Advanced RAG 08：使用 Self-RAG 打造高质量、可追溯的 RAG System

编者按： RAG 技术通过检索并利用外部知识源，能够较为有效地提升生成内容的准确性和多样性。然而，经典 RAG 流程也存在一些不足，例如不必要的检索会浪费计算资源，并可能引入无关内容或错误信息，影响生成质量。
本文介绍了 Self-RAG 这一技术，通过引入 Reflection Tokens，语言模型能够根据具体需求动态决定是否检索外部知识，从而大大减少了不必要的检索操作。与此同时，Self-RAG 通过特殊的训练流程，使生成的内容不仅通顺自然，与事实知识相符，甚至还可以追溯知识源。
当然，Self-RAG技术训练过程相对复杂，在生成阶段也融入了诸多特殊机制，在一定程度上增加了推理成本。不过，本文作者也提出了优化 Self-RAG 的一些建议，如简化 Reflection Tokens 设计、探索不同模型大小的影响等，指明了一些技术发展方向。

作者 | Florian June

编译 | 岳扬

本文从一个常见的生活场景入手：参加开卷考试。我们通常会采用以下两种作答策略：

方法一： 对于熟悉的题目，直接快速作答；对于不熟悉的题目，快速翻阅参考书，找到相关部分，在脑海中整理分类和总结后，再在试卷上作答。
方法二： 每一个题目都需要参考书本进行解答。先找到相关部分，在脑海中进行整合和总结后，再到试卷上书写答案。

显然，方法一更受考生青睐，是首选方法。方法二不仅耗时，还有可能引入无关的或错误的信息，导致出现混淆和错误，甚至在考生原本擅长的领域也不例外。

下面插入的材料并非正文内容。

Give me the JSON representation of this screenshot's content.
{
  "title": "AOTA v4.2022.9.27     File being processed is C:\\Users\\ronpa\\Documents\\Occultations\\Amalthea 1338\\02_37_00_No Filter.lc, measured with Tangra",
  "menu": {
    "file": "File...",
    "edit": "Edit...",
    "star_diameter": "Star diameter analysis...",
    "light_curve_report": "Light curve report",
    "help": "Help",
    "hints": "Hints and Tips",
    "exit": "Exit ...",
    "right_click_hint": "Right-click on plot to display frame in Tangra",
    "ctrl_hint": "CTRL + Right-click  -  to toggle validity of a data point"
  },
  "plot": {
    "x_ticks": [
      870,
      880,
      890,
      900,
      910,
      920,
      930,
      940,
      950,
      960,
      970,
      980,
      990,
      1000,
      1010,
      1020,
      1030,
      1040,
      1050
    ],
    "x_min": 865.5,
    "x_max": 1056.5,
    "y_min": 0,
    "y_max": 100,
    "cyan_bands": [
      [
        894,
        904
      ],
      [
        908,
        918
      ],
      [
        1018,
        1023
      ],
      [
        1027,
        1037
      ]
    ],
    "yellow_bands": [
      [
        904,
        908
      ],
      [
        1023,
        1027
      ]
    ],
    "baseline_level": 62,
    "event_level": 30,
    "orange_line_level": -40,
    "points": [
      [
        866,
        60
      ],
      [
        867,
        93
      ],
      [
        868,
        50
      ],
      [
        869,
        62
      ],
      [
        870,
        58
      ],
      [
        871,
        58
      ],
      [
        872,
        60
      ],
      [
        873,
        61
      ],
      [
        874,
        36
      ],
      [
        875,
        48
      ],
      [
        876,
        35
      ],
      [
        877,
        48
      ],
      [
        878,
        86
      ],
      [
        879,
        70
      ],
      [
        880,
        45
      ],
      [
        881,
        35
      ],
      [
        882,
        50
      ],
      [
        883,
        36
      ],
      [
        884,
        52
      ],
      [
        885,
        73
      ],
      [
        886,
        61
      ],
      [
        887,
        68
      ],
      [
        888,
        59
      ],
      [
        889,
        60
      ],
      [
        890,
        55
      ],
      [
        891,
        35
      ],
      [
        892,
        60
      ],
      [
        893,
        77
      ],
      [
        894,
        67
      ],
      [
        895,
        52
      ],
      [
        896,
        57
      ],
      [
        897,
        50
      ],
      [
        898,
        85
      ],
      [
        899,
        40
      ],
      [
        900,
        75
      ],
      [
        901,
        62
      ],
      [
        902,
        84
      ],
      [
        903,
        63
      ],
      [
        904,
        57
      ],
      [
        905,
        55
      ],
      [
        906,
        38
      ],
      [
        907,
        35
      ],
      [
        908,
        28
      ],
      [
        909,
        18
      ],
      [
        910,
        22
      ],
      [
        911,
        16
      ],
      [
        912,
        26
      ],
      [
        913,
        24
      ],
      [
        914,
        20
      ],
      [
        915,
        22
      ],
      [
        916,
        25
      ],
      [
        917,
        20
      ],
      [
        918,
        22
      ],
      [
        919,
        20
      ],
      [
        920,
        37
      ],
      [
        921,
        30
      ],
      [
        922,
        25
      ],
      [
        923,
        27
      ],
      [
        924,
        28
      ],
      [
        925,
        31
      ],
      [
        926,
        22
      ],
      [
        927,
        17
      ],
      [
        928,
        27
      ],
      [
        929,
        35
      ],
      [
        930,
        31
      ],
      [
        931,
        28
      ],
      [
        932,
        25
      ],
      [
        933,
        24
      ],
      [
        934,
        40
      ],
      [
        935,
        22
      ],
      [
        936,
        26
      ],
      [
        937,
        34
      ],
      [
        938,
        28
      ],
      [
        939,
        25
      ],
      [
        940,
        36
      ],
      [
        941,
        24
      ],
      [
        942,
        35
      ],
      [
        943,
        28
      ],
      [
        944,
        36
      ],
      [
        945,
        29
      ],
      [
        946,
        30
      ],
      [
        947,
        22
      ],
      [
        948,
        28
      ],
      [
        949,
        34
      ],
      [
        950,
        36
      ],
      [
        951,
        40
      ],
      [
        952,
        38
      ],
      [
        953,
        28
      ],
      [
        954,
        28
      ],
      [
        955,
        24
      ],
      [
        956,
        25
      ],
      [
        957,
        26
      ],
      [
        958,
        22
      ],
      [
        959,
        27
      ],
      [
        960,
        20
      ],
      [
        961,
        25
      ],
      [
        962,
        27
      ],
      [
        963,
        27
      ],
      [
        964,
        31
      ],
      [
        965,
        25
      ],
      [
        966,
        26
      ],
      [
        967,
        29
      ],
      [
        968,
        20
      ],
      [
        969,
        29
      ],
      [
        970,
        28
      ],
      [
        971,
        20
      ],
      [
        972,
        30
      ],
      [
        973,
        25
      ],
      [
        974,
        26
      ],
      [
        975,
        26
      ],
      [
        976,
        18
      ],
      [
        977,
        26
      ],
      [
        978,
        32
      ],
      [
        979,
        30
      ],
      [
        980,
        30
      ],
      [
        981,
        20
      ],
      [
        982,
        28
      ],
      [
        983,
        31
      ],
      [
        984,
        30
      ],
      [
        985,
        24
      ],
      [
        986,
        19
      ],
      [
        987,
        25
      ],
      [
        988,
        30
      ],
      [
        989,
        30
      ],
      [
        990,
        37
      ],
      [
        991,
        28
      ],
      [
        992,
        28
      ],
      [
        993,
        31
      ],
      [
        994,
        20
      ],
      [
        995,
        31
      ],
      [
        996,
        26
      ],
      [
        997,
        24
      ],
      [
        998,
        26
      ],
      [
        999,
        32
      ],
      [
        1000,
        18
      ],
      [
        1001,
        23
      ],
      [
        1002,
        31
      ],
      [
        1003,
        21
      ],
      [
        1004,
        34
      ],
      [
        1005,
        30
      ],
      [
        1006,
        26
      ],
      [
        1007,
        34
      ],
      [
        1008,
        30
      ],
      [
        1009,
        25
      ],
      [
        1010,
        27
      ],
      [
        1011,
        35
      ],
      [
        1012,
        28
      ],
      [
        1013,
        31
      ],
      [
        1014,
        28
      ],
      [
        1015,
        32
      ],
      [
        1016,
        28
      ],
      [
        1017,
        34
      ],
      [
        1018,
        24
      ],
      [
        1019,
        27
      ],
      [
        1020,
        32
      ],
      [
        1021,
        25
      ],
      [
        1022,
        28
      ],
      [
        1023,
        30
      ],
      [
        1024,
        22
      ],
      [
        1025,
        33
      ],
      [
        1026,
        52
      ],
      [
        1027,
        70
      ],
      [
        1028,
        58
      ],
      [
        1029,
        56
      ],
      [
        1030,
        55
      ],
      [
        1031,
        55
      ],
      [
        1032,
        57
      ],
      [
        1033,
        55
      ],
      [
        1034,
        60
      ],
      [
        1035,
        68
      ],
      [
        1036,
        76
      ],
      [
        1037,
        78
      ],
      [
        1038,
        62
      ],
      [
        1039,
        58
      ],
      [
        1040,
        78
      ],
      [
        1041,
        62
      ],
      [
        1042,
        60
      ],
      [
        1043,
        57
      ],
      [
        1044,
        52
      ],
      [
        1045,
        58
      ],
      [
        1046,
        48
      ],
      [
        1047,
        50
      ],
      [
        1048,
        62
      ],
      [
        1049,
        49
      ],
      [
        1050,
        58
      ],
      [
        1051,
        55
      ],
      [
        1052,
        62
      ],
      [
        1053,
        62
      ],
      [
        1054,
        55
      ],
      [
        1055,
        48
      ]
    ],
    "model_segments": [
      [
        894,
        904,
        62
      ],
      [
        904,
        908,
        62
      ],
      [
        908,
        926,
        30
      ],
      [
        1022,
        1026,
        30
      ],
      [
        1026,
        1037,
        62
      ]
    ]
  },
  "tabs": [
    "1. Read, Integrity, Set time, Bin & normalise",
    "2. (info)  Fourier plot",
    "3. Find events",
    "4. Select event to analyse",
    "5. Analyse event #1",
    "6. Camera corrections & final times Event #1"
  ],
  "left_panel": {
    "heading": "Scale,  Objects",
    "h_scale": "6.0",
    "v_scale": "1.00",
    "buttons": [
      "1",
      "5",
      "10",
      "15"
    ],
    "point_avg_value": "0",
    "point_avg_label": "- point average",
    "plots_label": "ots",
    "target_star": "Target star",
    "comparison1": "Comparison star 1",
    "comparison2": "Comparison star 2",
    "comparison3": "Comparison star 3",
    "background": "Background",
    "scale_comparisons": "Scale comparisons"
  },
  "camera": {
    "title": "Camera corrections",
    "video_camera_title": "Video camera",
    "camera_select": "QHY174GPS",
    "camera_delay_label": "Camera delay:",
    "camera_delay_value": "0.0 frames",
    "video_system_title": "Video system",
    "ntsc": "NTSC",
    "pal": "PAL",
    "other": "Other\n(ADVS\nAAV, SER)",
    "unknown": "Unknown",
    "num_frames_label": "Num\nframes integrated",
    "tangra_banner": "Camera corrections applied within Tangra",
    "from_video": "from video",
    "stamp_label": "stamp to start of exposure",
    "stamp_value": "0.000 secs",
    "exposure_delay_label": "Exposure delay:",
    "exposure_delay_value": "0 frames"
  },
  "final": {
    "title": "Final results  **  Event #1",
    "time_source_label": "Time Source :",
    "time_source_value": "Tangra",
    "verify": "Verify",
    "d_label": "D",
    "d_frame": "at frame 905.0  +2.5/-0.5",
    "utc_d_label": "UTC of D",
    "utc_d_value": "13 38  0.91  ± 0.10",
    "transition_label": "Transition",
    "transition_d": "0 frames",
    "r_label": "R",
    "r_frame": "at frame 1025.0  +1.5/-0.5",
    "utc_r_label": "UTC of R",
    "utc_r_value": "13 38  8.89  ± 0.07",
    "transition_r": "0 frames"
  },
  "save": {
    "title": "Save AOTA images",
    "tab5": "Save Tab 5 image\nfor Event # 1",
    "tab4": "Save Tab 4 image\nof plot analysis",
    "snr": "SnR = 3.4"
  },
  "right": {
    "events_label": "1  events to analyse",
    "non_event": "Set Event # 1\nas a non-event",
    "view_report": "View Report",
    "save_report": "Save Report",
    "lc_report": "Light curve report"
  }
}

然而，方法二是经典的 RAG （检索-\>整合-\>生成）流程 [1]，而方法一则代表 Self-RAG 流程[2]，本文将进一步探讨这个问题。

01 Overview

图 1 将 RAG 和 Self-RAG[2] 的主要流程进行了比较：

图 1：Overview of Self-RAG 。Self-RAG（右）的主要功能为检索（retrieve）、评判（critique）和生成（generate），使生成的文本内容不仅通顺流畅，而且与事实知识相符，并且可以追溯到原始知识源。资料来源：https://arxiv.org/pdf/2310.11511.pdf

Self-RAG 主要由三大步骤组成：

按需检索（Retrieval as Needed） ：当模型需要检索信息时，例如查询"美国各州的名字是怎么来的？"(图 1 右上方）时，模型输出中会包含一个 [Retrieve] token，表示需要检索与 Query 相关的内容。相反，当被要求写 "写一篇主题为 '记忆中深刻的暑假' 的文章"（图 1 右下方）时，模型会选择直接生成答案，无需进行检索。
以并行方式生成内容（Parallel Generation） ：模型会同时使用提示词（prompt）和检索到的内容来生成模型输出。在整个过程中，有三种 reflection tokens （译者注：用于指示模型在生成过程中应该执行哪些操作、效果如何的token，比如前文的 [Retrieve]。）会显示检索内容的相关性如何。
内容的评估和选择：对步骤 2 中生成的内容进行评估，并选择最佳文档段落作为输出。

请注意，上述模型是经过特殊训练的，其训练过程将在本文后续部分进行讨论。

02 Reflection Tokens 的介绍

如图 2 所示，与 RAG 相比，self-RAG 框架的不同之处在于它在生成过程中使用了 reflection tokens 进行更精确的控制。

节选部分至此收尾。